Shinhan Bank’s CEO and Shinhan Financial Group’s Chairman received lighter punishments than expected over the Lime mis-selling scandal.
South Korea’s FSS (Financial Supervisory Service) has reportedly imposed lighter-than-expected punishments against Shinhan executives over the Lime Asset Management mis-selling scandal.
Shinhan Bank CEO Jin Ok-dong received a “cautionary warning”, one notch lower than the “reprimand warning” the FSS said he would receive.

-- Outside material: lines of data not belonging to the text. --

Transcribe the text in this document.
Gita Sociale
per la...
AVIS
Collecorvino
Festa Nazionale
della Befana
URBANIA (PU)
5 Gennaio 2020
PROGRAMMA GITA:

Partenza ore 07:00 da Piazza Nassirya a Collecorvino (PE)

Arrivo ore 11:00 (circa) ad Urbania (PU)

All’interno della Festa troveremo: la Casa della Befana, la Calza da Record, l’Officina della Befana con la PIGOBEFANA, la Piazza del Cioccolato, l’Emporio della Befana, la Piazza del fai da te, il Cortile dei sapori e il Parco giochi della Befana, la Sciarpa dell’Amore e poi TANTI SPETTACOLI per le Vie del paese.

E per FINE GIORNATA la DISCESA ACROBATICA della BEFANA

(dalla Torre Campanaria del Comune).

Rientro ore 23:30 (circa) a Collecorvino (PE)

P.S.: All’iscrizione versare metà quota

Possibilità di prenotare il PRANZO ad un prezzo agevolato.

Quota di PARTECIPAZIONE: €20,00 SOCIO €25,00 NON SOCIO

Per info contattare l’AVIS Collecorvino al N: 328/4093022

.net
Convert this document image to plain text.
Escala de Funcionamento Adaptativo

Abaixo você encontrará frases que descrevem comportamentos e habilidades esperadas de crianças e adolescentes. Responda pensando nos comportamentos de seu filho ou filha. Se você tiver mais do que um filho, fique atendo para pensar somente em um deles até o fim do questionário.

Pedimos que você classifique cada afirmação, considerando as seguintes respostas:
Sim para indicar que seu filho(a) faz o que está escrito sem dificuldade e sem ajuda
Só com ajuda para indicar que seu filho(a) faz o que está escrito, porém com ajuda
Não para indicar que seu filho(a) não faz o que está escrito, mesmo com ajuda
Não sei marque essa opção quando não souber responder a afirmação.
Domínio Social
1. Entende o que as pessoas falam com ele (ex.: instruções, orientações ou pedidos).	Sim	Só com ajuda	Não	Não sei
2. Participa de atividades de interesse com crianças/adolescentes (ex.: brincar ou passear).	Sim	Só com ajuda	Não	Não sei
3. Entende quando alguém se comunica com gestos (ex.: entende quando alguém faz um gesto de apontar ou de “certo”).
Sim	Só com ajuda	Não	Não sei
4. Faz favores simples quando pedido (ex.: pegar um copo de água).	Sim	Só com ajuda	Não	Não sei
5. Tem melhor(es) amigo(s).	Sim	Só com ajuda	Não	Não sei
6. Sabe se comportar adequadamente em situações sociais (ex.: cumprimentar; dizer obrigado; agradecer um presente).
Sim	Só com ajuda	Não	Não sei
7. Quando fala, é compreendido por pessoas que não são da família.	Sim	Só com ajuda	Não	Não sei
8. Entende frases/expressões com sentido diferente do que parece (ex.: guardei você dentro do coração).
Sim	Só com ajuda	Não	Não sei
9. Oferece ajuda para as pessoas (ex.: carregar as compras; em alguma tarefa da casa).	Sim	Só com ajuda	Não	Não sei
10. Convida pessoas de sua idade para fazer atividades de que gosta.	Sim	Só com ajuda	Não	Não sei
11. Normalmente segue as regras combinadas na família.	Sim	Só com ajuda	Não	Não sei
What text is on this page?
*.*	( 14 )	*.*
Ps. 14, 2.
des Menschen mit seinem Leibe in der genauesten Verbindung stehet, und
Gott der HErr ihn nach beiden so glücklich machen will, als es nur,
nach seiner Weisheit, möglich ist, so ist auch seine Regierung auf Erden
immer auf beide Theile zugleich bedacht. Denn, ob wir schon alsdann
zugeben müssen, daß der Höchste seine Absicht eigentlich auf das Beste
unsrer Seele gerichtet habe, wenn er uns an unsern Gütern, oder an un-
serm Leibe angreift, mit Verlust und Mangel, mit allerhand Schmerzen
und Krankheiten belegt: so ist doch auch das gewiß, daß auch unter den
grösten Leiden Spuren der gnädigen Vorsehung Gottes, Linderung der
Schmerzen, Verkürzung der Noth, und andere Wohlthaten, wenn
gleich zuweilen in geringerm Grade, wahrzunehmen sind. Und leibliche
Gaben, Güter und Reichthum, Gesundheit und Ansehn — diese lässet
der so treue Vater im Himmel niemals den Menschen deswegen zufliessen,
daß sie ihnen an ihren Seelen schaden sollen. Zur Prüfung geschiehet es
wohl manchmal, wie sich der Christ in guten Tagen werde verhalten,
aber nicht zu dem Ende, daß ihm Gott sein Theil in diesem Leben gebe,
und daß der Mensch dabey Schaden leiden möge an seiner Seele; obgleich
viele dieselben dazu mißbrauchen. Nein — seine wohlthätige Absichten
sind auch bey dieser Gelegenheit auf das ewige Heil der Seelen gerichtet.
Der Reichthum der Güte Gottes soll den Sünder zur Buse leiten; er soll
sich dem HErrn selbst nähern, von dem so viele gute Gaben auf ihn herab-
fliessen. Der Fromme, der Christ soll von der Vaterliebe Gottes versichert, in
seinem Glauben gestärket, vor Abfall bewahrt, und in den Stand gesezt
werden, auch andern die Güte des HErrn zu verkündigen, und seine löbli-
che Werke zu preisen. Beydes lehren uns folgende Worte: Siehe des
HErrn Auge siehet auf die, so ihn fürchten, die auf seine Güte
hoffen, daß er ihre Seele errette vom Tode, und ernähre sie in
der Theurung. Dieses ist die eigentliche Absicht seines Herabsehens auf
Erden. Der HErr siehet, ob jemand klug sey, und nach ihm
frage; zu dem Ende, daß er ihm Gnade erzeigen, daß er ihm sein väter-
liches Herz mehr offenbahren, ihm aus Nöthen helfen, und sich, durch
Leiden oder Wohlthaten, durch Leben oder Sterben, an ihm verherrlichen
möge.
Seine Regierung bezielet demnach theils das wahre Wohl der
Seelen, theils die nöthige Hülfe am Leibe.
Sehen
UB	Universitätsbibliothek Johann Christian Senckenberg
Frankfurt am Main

The reprimand warning would have prohibited Jin from working in the financial sector for three to five years after the end of any existing engagements.
Shinhan Financial Group Chairman Cho Yong-byoung received a “caution”, one notch lower than the “cautionary warning” anticipated – which was already considered a relatively light penalty.
“Caution” is the lightest punishment on the five-step scale the FSS uses. (The highest punishment is a recommendation for dismissal, followed by suspension from work.)
The FSS has also announced a three-month partial suspension of operations as well as a fine (undisclosed amount) against Shinhan Bank.
The decisions from the FSS are subject to approval from the FSC (Financial Services Commission).
The punishments were imposed for mis-selling of funds managed by Lime Asset Management, which has been under an FSS investigation since July 2019 for concealing losses and inflating investment returns.
Over KRW 1.6 trillion of Lime funds have been frozen since December 2019, according to data from the FSS, which has been mediating disputes between investors and the financial institutions that sold the funds.
Last week, the FSS recommended that Shinhan Bank settle all disputes with Lime investors at reimbursement rates of 40 to 80 percent.
The bank has since voted to accept the recommendation, which factored into the lighter punishments imposed by the FSS.
The FSS will hold more meetings later this month to determine the punishment for other Lime fund sellers, including KDB (Korea Development Bank) and Busan Bank.